People will never get the power of Smalltalk if the continue to compare
it with A, B or C or lament about it's syntax.

Smalltalk is not only a language - it's language is mapped to a dynamic
object system. So if you need Interfaces, Enums, Structs, Pre-/Postconditions,
new language constructs, ... you can easily add them if you need.

If you talk about Smalltalk using an image, I can just quote Kent Beck:
"Source code in files. How quaint.".

Bye
Torsten


# Torsten Bergmann

Hmmmm. I seldom respond to blogs but this time I just couldn't hold it back.

Whatever happened to the concept of sticking to at least a few facts? Let me just add a few:

The "can't make functions" is just totally bogus. Heard of blocks? Heard of class methods? In fact - Smalltalk can handle "functions" even better than say Java.
The "can't interface with libraries" is totally bogus too. Has been trivial to do that in a number of Smalltalks since years and years. Personally I know it is dead easy in Squeak, VW, Dolphin, Smallscript and probably a bunch others too.
The "can't do command line stuff/scripts" is... have a guess? Bogus. I can mention a few Smalltalks that excel at this like GST, Smallscript or SharpSmalltalk but it is also trivial to do using say Squeak which hasn't even focused on it much. Why? Because image based development is preferred by anyone who knows diddly squat about Smalltalk! Sigh.


Ugh, lost the energy to correct even more glaring faults here.
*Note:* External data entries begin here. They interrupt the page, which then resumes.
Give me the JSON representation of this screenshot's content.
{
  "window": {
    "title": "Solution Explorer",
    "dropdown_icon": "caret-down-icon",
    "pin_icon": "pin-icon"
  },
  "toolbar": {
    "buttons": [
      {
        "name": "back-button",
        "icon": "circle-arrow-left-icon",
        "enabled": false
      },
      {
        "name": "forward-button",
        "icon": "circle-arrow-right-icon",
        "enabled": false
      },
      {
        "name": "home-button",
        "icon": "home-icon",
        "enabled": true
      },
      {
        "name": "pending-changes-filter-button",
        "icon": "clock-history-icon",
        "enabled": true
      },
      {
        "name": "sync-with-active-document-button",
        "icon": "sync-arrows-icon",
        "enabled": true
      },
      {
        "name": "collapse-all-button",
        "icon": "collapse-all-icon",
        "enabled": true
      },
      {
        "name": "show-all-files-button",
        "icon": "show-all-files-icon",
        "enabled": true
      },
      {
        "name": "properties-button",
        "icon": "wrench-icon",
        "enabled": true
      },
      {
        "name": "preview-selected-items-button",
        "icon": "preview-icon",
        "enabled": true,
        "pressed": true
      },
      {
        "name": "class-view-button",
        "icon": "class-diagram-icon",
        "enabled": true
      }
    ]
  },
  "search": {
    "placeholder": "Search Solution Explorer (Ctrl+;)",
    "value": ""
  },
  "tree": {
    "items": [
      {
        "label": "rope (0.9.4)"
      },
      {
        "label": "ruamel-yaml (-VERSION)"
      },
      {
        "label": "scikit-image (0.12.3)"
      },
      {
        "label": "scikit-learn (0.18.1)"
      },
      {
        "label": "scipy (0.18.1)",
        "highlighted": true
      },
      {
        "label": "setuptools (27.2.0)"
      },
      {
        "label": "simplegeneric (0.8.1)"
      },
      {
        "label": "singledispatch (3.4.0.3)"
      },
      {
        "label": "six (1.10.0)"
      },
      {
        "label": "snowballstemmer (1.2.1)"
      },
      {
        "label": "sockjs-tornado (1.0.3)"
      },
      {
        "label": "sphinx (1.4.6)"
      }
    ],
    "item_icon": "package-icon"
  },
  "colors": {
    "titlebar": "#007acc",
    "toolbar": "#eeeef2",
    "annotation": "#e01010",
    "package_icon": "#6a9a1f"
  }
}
And don't bother emailing me if you are not interested in learning something. I should have learned by now that discussing languages or tools with people who only know one side of the things compared is just hopeless.

/Göran
# Göran Krampe

Unfortunately your tool removed the formatting of the Smalltalk code
in the above examples, so it would look much better with the correct
tabs in it.

Torsten

# Torsten Bergmann

One word: FUD.
# Vassili Bykov

it's funny. these people talk like smalltalk will come back from the dead.

# anonymous

My dear friend... when you learn to program, maybe you'll use smalltalk. Keep in C, at this moment it's enough for you.